The SARS epidemic suggests that the severity of the economic shock will largely depend on the breadth and duration of the outbreak, the weight of service industries in GDP, and the subsequent impact on longer-term supply-side factors past the initial hit. Malaria or HIV are examples of infectious diseases with 24 material long-term economic consequences. This is unlike SARS, where the demographic and human capital effects have been more contained due to the relatively short patient potential recovery period. Between November 2002 and July 2003, the outbreak of SARS in China caused 8,273 infection cases and 775 deaths in multiple countries. The SARS fatality rate was thus less than 10%, unlike MERS so far. The WHO issued a global health alert in March 2003. The Chinese government’s National Bureau of Statistics official estimate is that SARS shaved off 0.8ppt from annual 2003 GDP growth. The impact was largely felt in 2Q03, and a recovery in the services and other affected sectors began in 3Q03. Real GDP growth dipped from 10.8% in 1Q03 to 7.9% in 2Q03, rebounding to 9.6% in the following quarter as the outbreak became under control and panic subsided. The services industries were most affected, including tourism, hotels and restaurants, retail and transportation. Private consumption spending and services exports took the brunt of the hit on lower consumer confidence and reduced mobility, while increased business uncertainty affected investment.

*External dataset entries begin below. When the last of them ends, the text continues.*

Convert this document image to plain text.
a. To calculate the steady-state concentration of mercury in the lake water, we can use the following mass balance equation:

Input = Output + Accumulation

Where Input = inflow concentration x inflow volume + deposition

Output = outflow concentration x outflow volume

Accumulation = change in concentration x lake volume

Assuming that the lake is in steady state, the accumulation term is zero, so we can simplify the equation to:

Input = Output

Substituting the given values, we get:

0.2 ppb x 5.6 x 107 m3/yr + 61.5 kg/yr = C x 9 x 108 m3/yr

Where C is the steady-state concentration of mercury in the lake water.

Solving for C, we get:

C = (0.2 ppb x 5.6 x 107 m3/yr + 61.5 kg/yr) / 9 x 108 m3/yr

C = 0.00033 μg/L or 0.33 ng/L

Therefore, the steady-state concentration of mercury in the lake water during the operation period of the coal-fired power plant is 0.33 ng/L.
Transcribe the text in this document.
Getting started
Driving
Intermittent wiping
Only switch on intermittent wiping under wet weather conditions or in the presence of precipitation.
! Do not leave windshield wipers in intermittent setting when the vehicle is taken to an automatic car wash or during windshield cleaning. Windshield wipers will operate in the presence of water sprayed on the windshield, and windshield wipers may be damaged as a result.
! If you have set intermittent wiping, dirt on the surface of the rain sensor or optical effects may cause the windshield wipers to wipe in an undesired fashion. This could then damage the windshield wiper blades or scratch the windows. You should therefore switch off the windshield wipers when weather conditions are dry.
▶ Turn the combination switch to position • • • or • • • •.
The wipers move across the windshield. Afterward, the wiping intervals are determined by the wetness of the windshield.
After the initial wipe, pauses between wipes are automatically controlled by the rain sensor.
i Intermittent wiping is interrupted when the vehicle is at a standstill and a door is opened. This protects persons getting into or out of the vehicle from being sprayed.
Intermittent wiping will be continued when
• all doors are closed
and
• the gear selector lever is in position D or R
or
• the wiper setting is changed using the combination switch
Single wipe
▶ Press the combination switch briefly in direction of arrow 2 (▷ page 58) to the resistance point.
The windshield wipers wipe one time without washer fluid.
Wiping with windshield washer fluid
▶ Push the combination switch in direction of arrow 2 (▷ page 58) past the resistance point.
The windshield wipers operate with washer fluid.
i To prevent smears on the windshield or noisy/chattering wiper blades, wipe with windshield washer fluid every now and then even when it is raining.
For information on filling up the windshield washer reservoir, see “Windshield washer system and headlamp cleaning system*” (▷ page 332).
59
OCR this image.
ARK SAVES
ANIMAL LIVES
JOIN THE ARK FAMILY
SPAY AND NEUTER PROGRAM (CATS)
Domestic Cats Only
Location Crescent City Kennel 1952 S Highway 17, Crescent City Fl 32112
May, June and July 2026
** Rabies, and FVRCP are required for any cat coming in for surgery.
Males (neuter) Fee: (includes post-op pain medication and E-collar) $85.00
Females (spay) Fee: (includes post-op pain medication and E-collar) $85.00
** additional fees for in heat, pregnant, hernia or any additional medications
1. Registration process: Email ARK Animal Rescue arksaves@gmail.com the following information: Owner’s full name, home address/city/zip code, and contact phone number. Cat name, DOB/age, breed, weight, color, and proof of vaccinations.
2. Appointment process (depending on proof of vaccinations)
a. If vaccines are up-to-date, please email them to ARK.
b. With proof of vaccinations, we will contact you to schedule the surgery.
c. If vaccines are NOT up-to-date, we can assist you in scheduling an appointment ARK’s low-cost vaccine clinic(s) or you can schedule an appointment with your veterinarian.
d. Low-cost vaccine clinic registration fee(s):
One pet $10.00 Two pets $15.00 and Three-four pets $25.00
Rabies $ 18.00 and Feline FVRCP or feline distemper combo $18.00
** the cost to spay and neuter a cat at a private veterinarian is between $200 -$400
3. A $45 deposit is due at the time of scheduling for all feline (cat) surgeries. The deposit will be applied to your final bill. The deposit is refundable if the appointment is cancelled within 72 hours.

Little economic impact on Saudi Arabia near term

Analysts expect a little economic impact on Saudi Arabia for now, though many remain watchful on further developments should MERS contagion spread rapidly further. The added value of services in Saudi Arabia stands at 32% of GDP, which is low compared to the 74% average for high income countries and the 40% share for China. As highlighted previously, most of the potential adverse impact is likely to fall on consumption and on export of services related to tourism (religious tourism, particularly). Increased uncertainty may pose further headwinds on a recovering Saudi consumer, after the labor market reform shock. Point-of-sales transactions data, a proxy for retail sales, suggests sales grew by 11% yoy in 1Q14, down from 18% yoy in 2013, and are expected to pick-up in 2H14. The number of pilgrims was 3.2 million in 2012 (including 1.4 million domestic pilgrims), dipping to 2 million in 2013 on MERS-related restrictions. Annual pilgrimage revenues total US$16bn, which is thus small at just 2% of GDP.